Darwin Island, also known as Culpepper (Culpepper was an English lord), is an eroded volcano located on a volcanic ridge (the Wolf-Darwin Lineament) aligned northwest-southeast. The ridge extends from the northwest part of the Galapagos Platform to the Galapagos Spreading Center, some 150 km to the north.
Darwin is only 165 m above sea level, the islands are only the tips of much larger volcano's that rise more than 1000 m above the sea floor. The volcano is now extinct; potassium-argon ages of Darwin show it to be 400,000 years old. There are several smaller volcano's located along the Wolf-Darwin lineament that do not reach the sea surface. Potassium-argon ages from some of these seamount's are as young as 30,000 years and these volcano's are probably still active.

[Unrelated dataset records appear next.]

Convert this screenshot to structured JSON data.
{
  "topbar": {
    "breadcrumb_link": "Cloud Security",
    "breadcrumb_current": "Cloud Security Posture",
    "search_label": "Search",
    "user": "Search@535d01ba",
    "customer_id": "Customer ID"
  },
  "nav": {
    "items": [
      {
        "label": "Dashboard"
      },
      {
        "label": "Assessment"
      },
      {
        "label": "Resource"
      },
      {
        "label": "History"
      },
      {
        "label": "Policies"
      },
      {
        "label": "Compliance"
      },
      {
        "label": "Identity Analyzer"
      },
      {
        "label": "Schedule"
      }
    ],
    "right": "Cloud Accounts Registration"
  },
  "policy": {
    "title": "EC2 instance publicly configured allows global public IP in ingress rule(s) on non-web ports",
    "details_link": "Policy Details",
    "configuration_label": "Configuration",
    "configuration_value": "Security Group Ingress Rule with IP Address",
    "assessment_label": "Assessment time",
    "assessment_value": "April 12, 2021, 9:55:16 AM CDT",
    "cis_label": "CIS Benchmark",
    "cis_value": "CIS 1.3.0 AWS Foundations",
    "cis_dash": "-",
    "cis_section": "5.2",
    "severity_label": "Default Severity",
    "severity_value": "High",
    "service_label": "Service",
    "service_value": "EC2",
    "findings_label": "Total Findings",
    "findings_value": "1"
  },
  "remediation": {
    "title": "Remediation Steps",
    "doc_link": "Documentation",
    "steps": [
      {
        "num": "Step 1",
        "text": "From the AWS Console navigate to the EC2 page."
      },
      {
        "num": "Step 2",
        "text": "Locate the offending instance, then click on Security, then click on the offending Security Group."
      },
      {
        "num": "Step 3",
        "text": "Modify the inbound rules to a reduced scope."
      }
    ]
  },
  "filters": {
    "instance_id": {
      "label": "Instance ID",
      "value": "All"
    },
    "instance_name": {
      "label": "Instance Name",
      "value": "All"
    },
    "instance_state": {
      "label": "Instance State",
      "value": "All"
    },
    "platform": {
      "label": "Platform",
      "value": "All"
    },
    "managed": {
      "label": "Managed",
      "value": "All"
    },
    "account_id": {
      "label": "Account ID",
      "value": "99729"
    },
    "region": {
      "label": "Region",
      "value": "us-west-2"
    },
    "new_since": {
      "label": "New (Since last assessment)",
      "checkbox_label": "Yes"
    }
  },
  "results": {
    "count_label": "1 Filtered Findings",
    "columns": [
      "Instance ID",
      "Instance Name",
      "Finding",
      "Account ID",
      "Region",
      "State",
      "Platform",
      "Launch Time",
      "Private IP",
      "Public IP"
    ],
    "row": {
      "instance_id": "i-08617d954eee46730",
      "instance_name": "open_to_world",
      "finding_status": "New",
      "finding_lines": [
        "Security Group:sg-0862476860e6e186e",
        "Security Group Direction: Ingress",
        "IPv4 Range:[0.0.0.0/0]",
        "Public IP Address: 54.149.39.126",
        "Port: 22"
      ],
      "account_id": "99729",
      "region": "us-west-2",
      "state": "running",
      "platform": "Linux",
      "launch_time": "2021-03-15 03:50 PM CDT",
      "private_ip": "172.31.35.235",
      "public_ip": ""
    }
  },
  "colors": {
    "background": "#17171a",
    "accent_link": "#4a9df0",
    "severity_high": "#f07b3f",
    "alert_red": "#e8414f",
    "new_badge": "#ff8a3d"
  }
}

The origin of the Wolf-Darwin Lineament remains somewhat enigmatic. One hypothesis is that it reflects channeled flow of material from the Galapagos mantle plume to the Galapagos Spreading Center within the uppermost mantle. Another hypothesis is that is a fault or tear in the lithosphere that allows magma to rise to the surface.
This small islet is inhabited only by sea birds and is rarely visited. It is however, a wonderful place for snorkeling and scuba diving, Darwin is well-known among divers for the diverse and abundant marine wildlife. Here divers are virtually guaranteed to see large schools of hammerhead sharks which are rare in the main group of islands.
Landing: Wet Landing
Wildlife Highlights: Vampire Finch, Boobies, Sooty terns, Sea birds, great spotted whale shark, whales, hammerheads, white tips, galapagos sharks and more.
Activity Highlights: Scuba Diving, no land visitor sites.
Conditions: Difficult diving conditions, for advanced divers only
Notes: If you're a die-hard diver, don't miss out on the opportunity to dive here. Be aware, though, that this island is for advanced divers.
Tours and Excursions description
The Arch at Darwin Island teaming with bird life is splendid from the surface, but when you get underwater and see what's beneath it, you'll have a hard time deciding which side is more magnificent.
Dolphins skim across the surface following the pangas to the dive site. When you get into the water you'll immediately be greeted by hammerheads. Lots of hammerheads, sometimes so many that you can't count them all. They swim gracefully over the reef sometimes slowing down to be cleaned by King Angelfish. At times you could reach out and touch them, but spooked by the divers bubbles, they will quickly turn away, startling everything else around them (including the other divers!).
The arch sits on a plateau just below the surface. The barnacle covered wall drops off to the deeper ocean around it and seems to be the gathering area for every fish in the neighborhood. Creole fish, rainbow chub, bigeye jacks, moorish idols all swirl in a mystical maze. A large school of jacks hang at the surface, so thick it looks like a black cloud.
Large green spotted eels swim freely across the reefs. So many that you must be cautious not to get too close to the rocks. On the ridge you'll find blue striped snappers, coronet fish and trumpetfish as well as a large parrotfish. In the rubble on the bottom watch for large flounders. Whale sharks have also been spotted here.
Because the arch is very much unprotected, the surface can be rough. Strong, quickly changing currents are common here. Differences from one dive to the other can make this dive interesting enough to do many times. The water temperature at Darwin is warmer than in the southern islands by at least several degrees.